(RSF/IFEX) – As of 24 March 2003, the families of several of the independent journalists and dissidents arrested during the week of 17 March have been allowed to visit the detainees in a number of detention centres around the country. Family members were allowed to stay between 15 and 30 minutes, mostly in the presence […]
(RSF/IFEX) – As of 24 March 2003, the families of several of the independent journalists and dissidents arrested during the week of 17 March have been allowed to visit the detainees in a number of detention centres around the country. Family members were allowed to stay between 15 and 30 minutes, mostly in the presence of a guard who ensured that conversation was confined to morale or health matters and not about the charges against the detainees. A number of the families have been told that these charges are “under investigation”.

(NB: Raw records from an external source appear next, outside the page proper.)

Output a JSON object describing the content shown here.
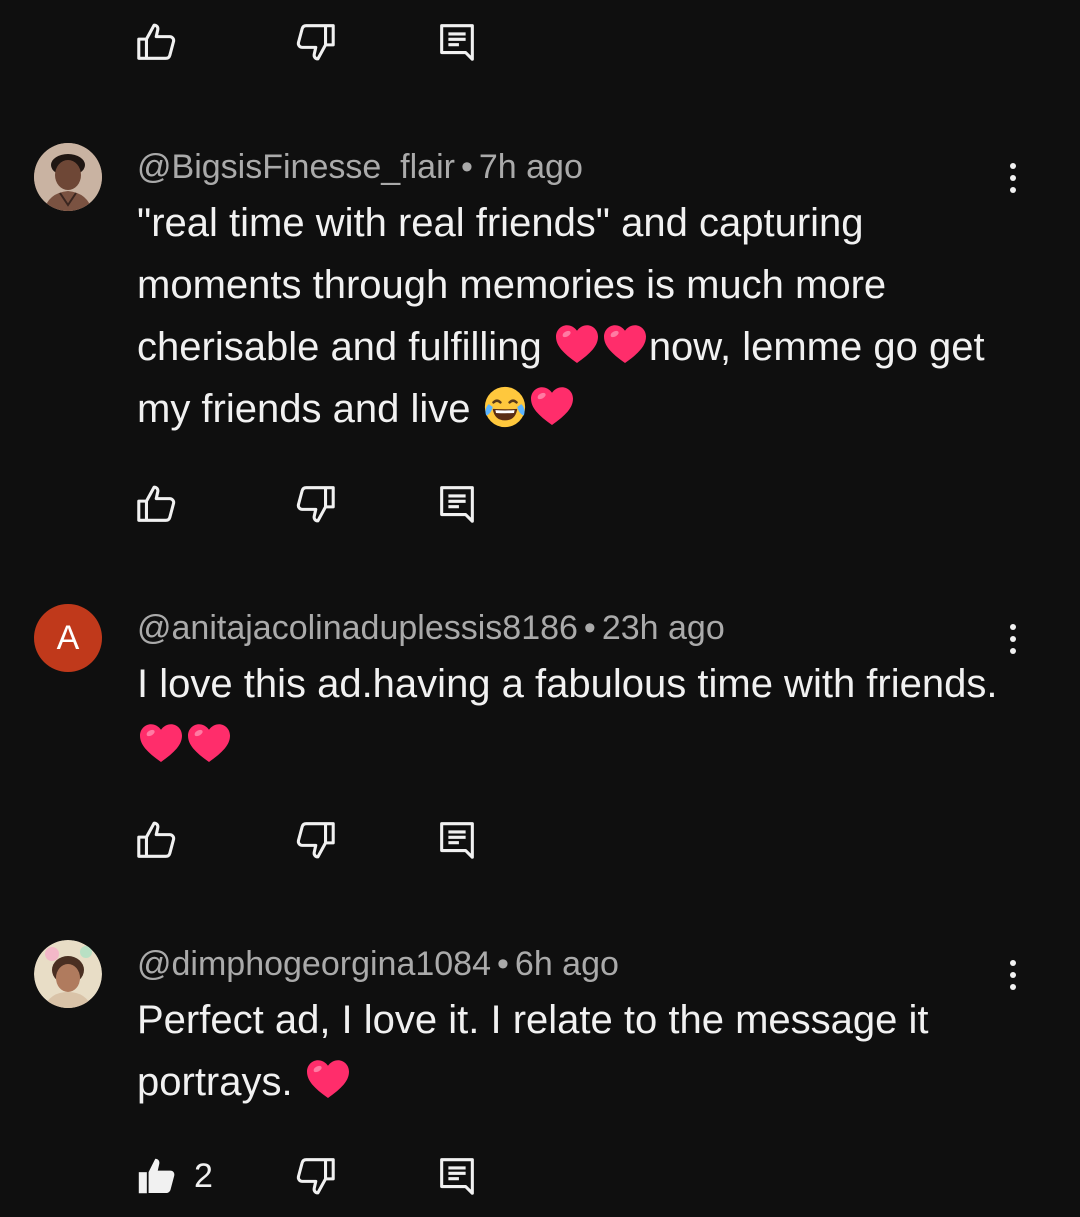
{
  "comments": [
    {
      "author": "@BigsisFinesse_flair",
      "time": "7h ago",
      "text_1": "\"real time with real friends\"  and capturing moments through memories is much more cherisable and fulfilling ",
      "text_2": "now, lemme go get my friends and live ",
      "likes": ""
    },
    {
      "author": "@anitajacolinaduplessis8186",
      "time": "23h ago",
      "avatar_letter": "A",
      "avatar_color": "#c0391b",
      "text_1": "I love this ad.having a fabulous time with friends.",
      "likes": ""
    },
    {
      "author": "@dimphogeorgina1084",
      "time": "6h ago",
      "text_1": "Perfect ad, I love it. I relate to the message it portrays. ",
      "likes": "2"
    }
  ],
  "separator": "•",
  "icons": {
    "like": "thumbs-up-icon",
    "like_filled": "thumbs-up-filled-icon",
    "dislike": "thumbs-down-icon",
    "reply": "reply-icon",
    "more": "more-vert-icon",
    "heart": "red-heart-emoji",
    "laugh": "tears-of-joy-emoji"
  },
  "colors": {
    "background": "#0f0f0f",
    "text": "#f1f1f1",
    "meta": "#aaaaaa",
    "heart": "#ff2d6b"
  }
}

Most of the journalists said they had been well treated, though some families reported that some had health problems. On 26 March, Elizardo Sánchez, head of the Cuban Commission for Human Rights and National Reconciliation (Comisión Cubana de Derechos Humanos y Reconciliación Nacional, CCDHRN), said that those arrested had no access to lawyers.
Blanca Reyes, wife of jailed poet and journalist Raúl Rivero, told RSF she was able to visit her husband at Villa Marista, the state security headquarters in Havana, on 26 March. Rivero told her he was being held with common criminals and had been well treated. Reyes, however, said he was being held in conditions of “minimal” sanitation.
The officer present during the meeting told her Rivero and RSF correspondent Ricardo González would be prosecuted under Law 88, the so-called “defence of national independence” law.
Law 88 provides for up to 20 years’ imprisonment for collaborating with United States policies towards Cuba. Reyes said she was held at the prison for nearly an hour and a half after the visit, which prevented her from attending a press conference given by several wives of dissidents for the foreign media.
The Greek presidency of the European Union (EU) condemned the arrests on 26 March and called for the immediate release of those detained, saying it considered them prisoners of conscience. The presidency said such arrests violated freedom of expression, which the EU wanted to encourage in its relations with non-member countries. The EU added that “violations of fundamental civil and political rights” would be “monitored very closely” and would “continue to influence the Union’s relations with Cuba.”